Quick Setup (Automated)

Use the dev startup script to automatically set up the environment and start the harness:

./scripts/dev-startup.sh

This script will:

  • Check and install node, pnpm, and bun (if missing)
  • Install dependencies with pnpm install
  • Copy necessary resources
  • Start the harness with pnpm run dev

Manual Setup

git clone git@github.com:castai/kimchi.git
cd kimchi
corepack enable
pnpm install

Commands

Command Description
pnpm run build Compile TypeScript to dist/ and copy theme assets
pnpm run dev Run the CLI locally via Bun
pnpm run check Biome lint + TypeScript type check
pnpm run lint Biome lint only
pnpm run lint:fix Biome lint with auto-fix
pnpm run test Run tests with vitest

Running locally

Run the folling script to propagate all necessary resources:

node ./scripts/copy-resources.js --dev

Run the CLI directly via Bun:

pnpm run dev

Or build a standalone binary and run it:

pnpm run build:binary
./dist/bin/kimchi

Project structure

src/
  cli.ts          — Entry point
  config.ts       — Auth & config loading
  env.ts          — Environment variable helpers
  models.ts       — Default model definitions
  extensions/     — Agent extensions (orchestration, web-fetch)
  modes/          — Interactive mode & theme assets

Release

Standalone binaries are built automatically by GitHub Actions when a version tag is pushed (v*).

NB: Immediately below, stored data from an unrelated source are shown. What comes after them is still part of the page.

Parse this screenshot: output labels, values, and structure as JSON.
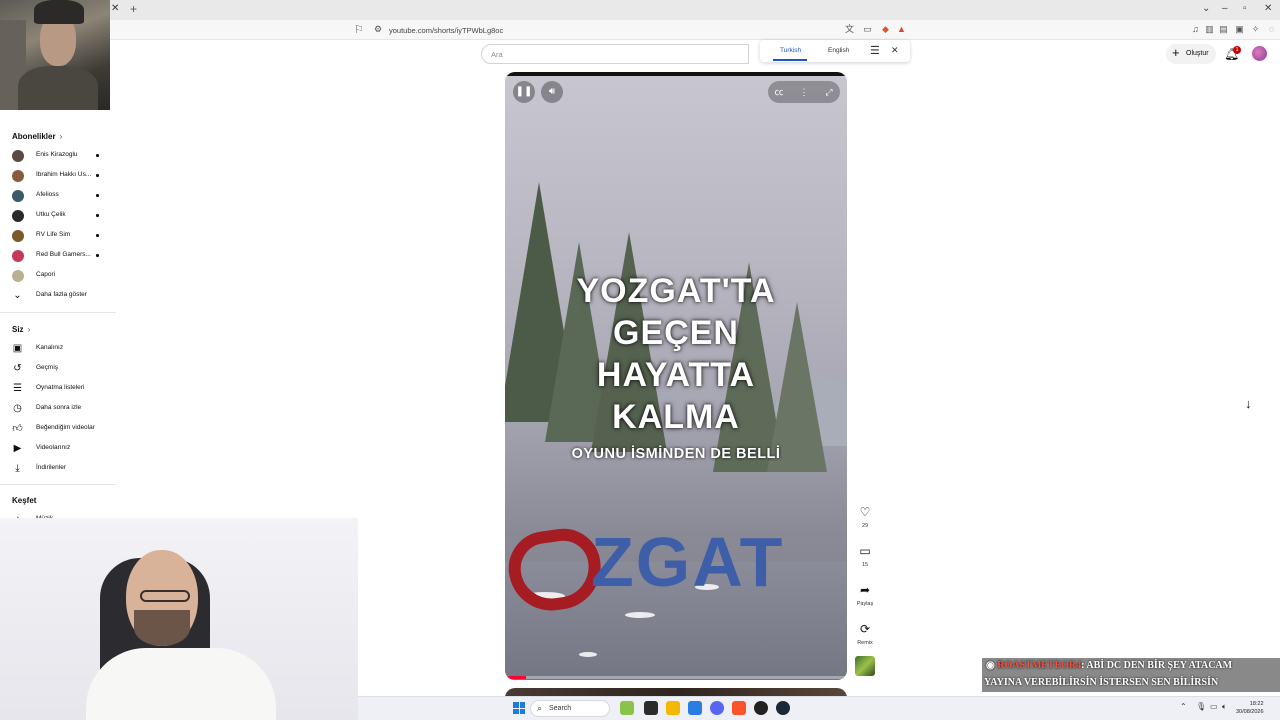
{
  "browser": {
    "url": "youtube.com/shorts/iyTPWbLg8oc"
  },
  "search": {
    "placeholder": "Ara"
  },
  "caption_menu": {
    "languages": [
      "Turkish",
      "English"
    ],
    "active": "Turkish"
  },
  "header": {
    "create_label": "Oluştur",
    "notification_count": "1"
  },
  "sidebar": {
    "subscriptions_title": "Abonelikler",
    "subscriptions": [
      {
        "label": "Enis Kirazoglu",
        "color": "#5a4a44",
        "new": true
      },
      {
        "label": "İbrahim Hakkı Us...",
        "color": "#8a5a3c",
        "new": true
      },
      {
        "label": "Afelioss",
        "color": "#3b5a6a",
        "new": true
      },
      {
        "label": "Utku Çelik",
        "color": "#2a2a2a",
        "new": true
      },
      {
        "label": "RV Life Sim",
        "color": "#7a5a2a",
        "new": true
      },
      {
        "label": "Red Bull Gamers...",
        "color": "#c43a5a",
        "new": true
      },
      {
        "label": "Capori",
        "color": "#b8b090",
        "new": false
      }
    ],
    "show_more": "Daha fazla göster",
    "you_title": "Siz",
    "you_items": [
      {
        "label": "Kanalınız",
        "icon": "account-box-icon"
      },
      {
        "label": "Geçmiş",
        "icon": "history-icon"
      },
      {
        "label": "Oynatma listeleri",
        "icon": "playlist-icon"
      },
      {
        "label": "Daha sonra izle",
        "icon": "clock-icon"
      },
      {
        "label": "Beğendiğim videolar",
        "icon": "thumbs-up-icon"
      },
      {
        "label": "Videolarınız",
        "icon": "video-icon"
      },
      {
        "label": "İndirilenler",
        "icon": "download-icon"
      }
    ],
    "explore_title": "Keşfet",
    "explore_items": [
      {
        "label": "Müzik",
        "icon": "music-icon"
      }
    ]
  },
  "player": {
    "overlay_lines": [
      "YOZGAT'TA",
      "GEÇEN",
      "HAYATTA",
      "KALMA"
    ],
    "overlay_sub": "OYUNU İSMİNDEN DE BELLİ",
    "sign_text": "ZGAT",
    "progress": 0.06
  },
  "actions": {
    "likes": "29",
    "comments": "15",
    "share_label": "Paylaş",
    "remix_label": "Remix"
  },
  "chat": {
    "username": "ROASTMETEOR4",
    "line1": ": ABİ DC DEN BİR ŞEY ATACAM",
    "line2": "YAYINA VEREBİLİRSİN İSTERSEN SEN BİLİRSİN"
  },
  "taskbar": {
    "search_label": "Search",
    "time": "18:22",
    "date": "30/08/2026"
  },
  "colors": {
    "accent": "#1a56c4",
    "progress": "#ff0033",
    "chat_user": "#ff4b3a"
  }
}
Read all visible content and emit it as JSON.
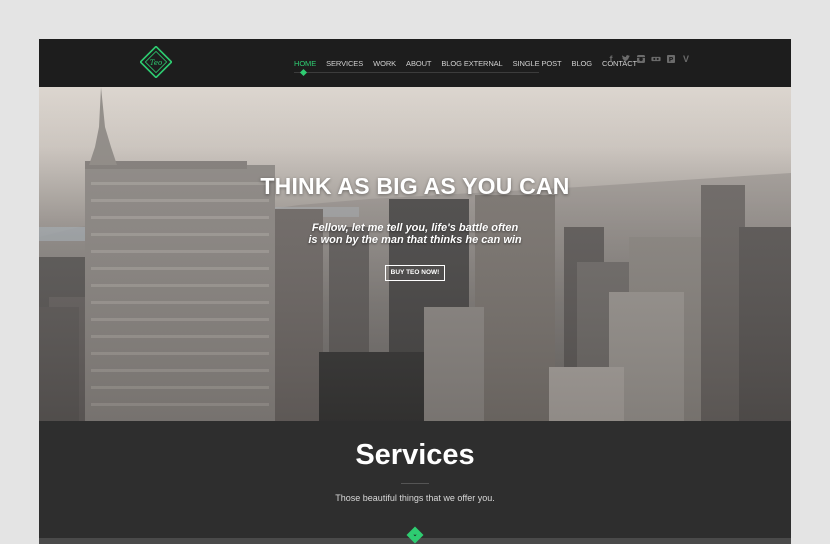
{
  "brand": {
    "logo_text": "Teo"
  },
  "nav": {
    "items": [
      {
        "label": "Home",
        "active": true
      },
      {
        "label": "Services",
        "active": false
      },
      {
        "label": "Work",
        "active": false
      },
      {
        "label": "About",
        "active": false
      },
      {
        "label": "Blog External",
        "active": false
      },
      {
        "label": "Single Post",
        "active": false
      },
      {
        "label": "Blog",
        "active": false
      },
      {
        "label": "Contact",
        "active": false
      }
    ]
  },
  "social": [
    "facebook-icon",
    "twitter-icon",
    "instagram-icon",
    "flickr-icon",
    "pinterest-icon",
    "vimeo-icon"
  ],
  "hero": {
    "title": "THINK AS BIG AS YOU CAN",
    "subtitle_line1": "Fellow, let me tell you, life's battle often",
    "subtitle_line2": "is won by the man that thinks he can win",
    "button_label": "BUY TEO NOW!"
  },
  "services": {
    "title": "Services",
    "subtitle": "Those beautiful things that we offer you."
  },
  "colors": {
    "accent": "#2ecc71",
    "header_bg": "#1d1d1d",
    "section_bg": "#2e2e2e"
  }
}
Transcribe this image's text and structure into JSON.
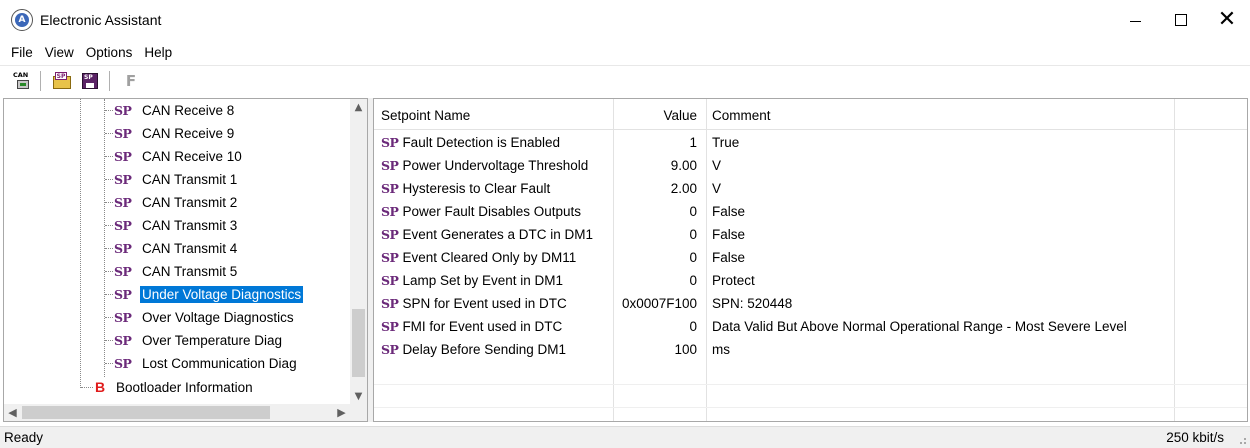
{
  "window": {
    "title": "Electronic Assistant",
    "app_icon_letter": "A",
    "close_glyph": "✕"
  },
  "menu": [
    "File",
    "View",
    "Options",
    "Help"
  ],
  "toolbar": {
    "can_label": "CAN",
    "sp_label": "SP",
    "f_label": "F"
  },
  "tree": {
    "sp_badge": "SP",
    "items": [
      "CAN Receive 8",
      "CAN Receive 9",
      "CAN Receive 10",
      "CAN Transmit 1",
      "CAN Transmit 2",
      "CAN Transmit 3",
      "CAN Transmit 4",
      "CAN Transmit 5",
      "Under Voltage Diagnostics",
      "Over Voltage Diagnostics",
      "Over Temperature Diag",
      "Lost Communication Diag"
    ],
    "selected_index": 8,
    "bootloader_badge": "B",
    "bootloader_label": "Bootloader Information"
  },
  "grid": {
    "headers": {
      "name": "Setpoint Name",
      "value": "Value",
      "comment": "Comment"
    },
    "sp_badge": "SP",
    "rows": [
      {
        "name": "Fault Detection is Enabled",
        "value": "1",
        "comment": "True"
      },
      {
        "name": "Power Undervoltage Threshold",
        "value": "9.00",
        "comment": "V"
      },
      {
        "name": "Hysteresis to Clear Fault",
        "value": "2.00",
        "comment": "V"
      },
      {
        "name": "Power Fault Disables Outputs",
        "value": "0",
        "comment": "False"
      },
      {
        "name": "Event Generates a DTC in DM1",
        "value": "0",
        "comment": "False"
      },
      {
        "name": "Event Cleared Only by DM11",
        "value": "0",
        "comment": "False"
      },
      {
        "name": "Lamp Set by Event in DM1",
        "value": "0",
        "comment": "Protect"
      },
      {
        "name": "SPN for Event used in DTC",
        "value": "0x0007F100",
        "comment": "SPN: 520448"
      },
      {
        "name": "FMI for Event used in DTC",
        "value": "0",
        "comment": "Data Valid But Above Normal Operational Range - Most Severe Level"
      },
      {
        "name": "Delay Before Sending DM1",
        "value": "100",
        "comment": "ms"
      }
    ]
  },
  "status": {
    "text": "Ready",
    "baud": "250 kbit/s"
  },
  "colors": {
    "selection": "#0078d7",
    "sp_badge": "#6b2a7a",
    "bootloader_badge": "#e01c1c"
  }
}
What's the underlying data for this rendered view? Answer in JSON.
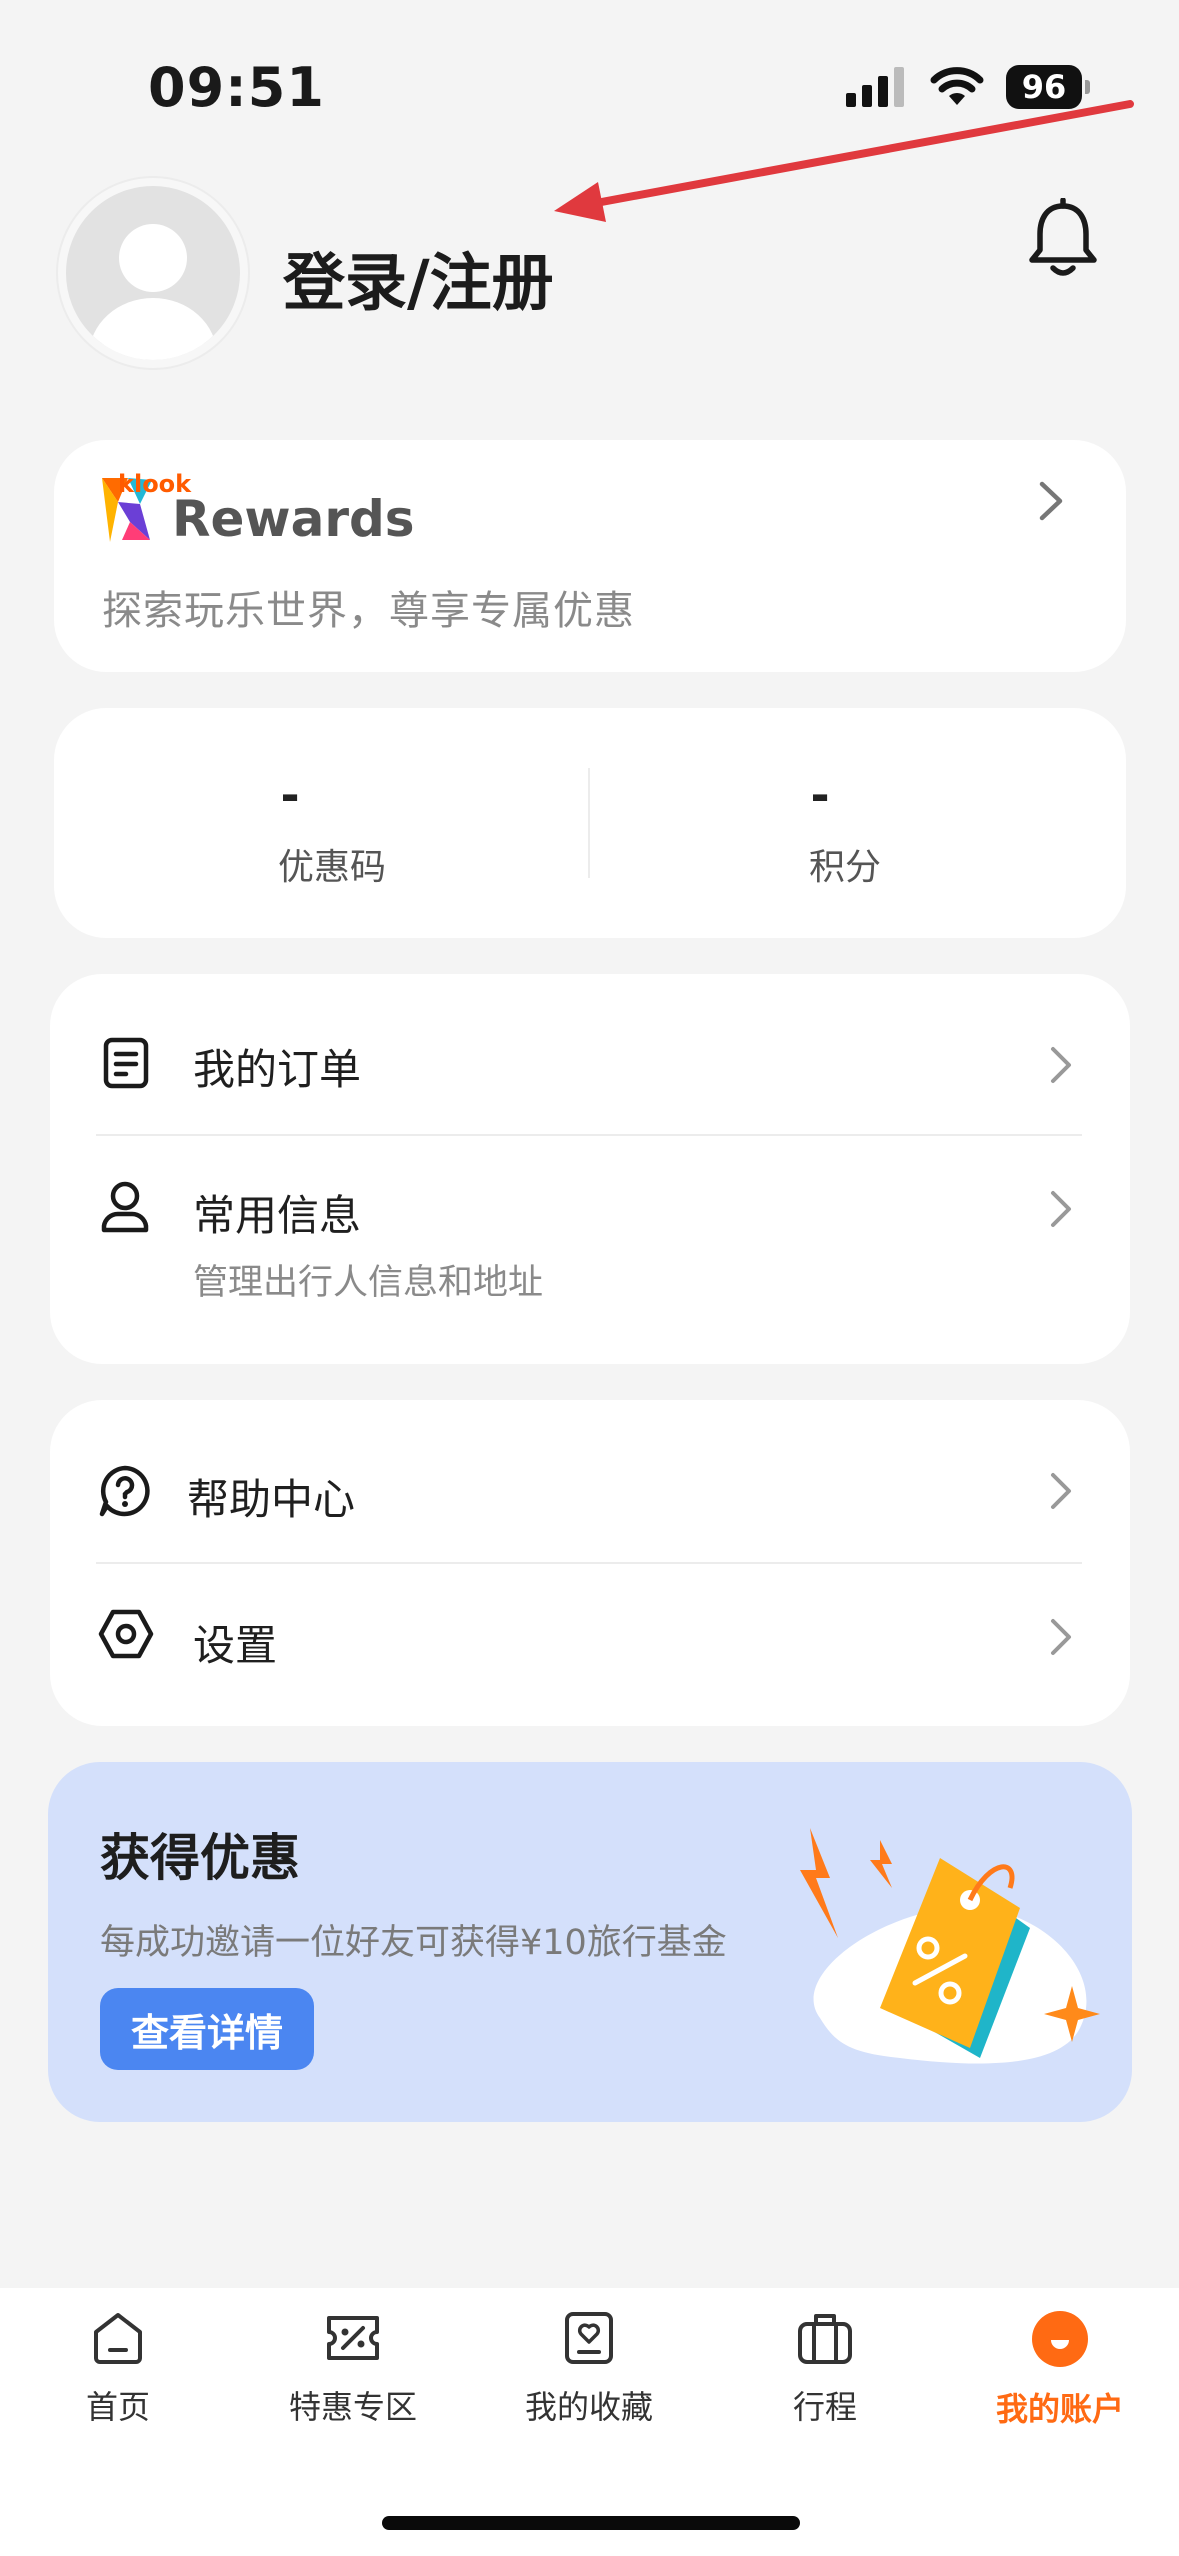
{
  "status_bar": {
    "time": "09:51",
    "battery": "96"
  },
  "header": {
    "login_label": "登录/注册"
  },
  "rewards": {
    "brand_small": "klook",
    "brand_large": "Rewards",
    "subtitle": "探索玩乐世界，尊享专属优惠"
  },
  "stats": [
    {
      "value": "-",
      "label": "优惠码"
    },
    {
      "value": "-",
      "label": "积分"
    }
  ],
  "menu_group1": [
    {
      "label": "我的订单",
      "icon": "order-icon"
    },
    {
      "label": "常用信息",
      "sub": "管理出行人信息和地址",
      "icon": "person-icon"
    }
  ],
  "menu_group2": [
    {
      "label": "帮助中心",
      "icon": "help-icon"
    },
    {
      "label": "设置",
      "icon": "settings-icon"
    }
  ],
  "promo": {
    "title": "获得优惠",
    "description": "每成功邀请一位好友可获得¥10旅行基金",
    "button": "查看详情"
  },
  "tabs": [
    {
      "label": "首页",
      "icon": "home-icon",
      "active": false
    },
    {
      "label": "特惠专区",
      "icon": "deals-icon",
      "active": false
    },
    {
      "label": "我的收藏",
      "icon": "favorites-icon",
      "active": false
    },
    {
      "label": "行程",
      "icon": "trips-icon",
      "active": false
    },
    {
      "label": "我的账户",
      "icon": "account-icon",
      "active": true
    }
  ],
  "colors": {
    "accent": "#ff6a13",
    "promo_bg": "#d4e0fb",
    "button_blue": "#4b86f1",
    "annotation_red": "#e0393e"
  }
}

Binaries are compiled with bun build --compile and require no runtime on the user's machine.

Supported platforms:

  • macOS (amd64, arm64)
  • Linux (amd64, arm64)

Release assets follow the naming convention kimchi_{os}_{arch}.tar.gz with a checksums.txt (SHA256) for verification.

License

Apache License 2.0 — see CONTRIBUTING.md for the CLA and contributor guidelines.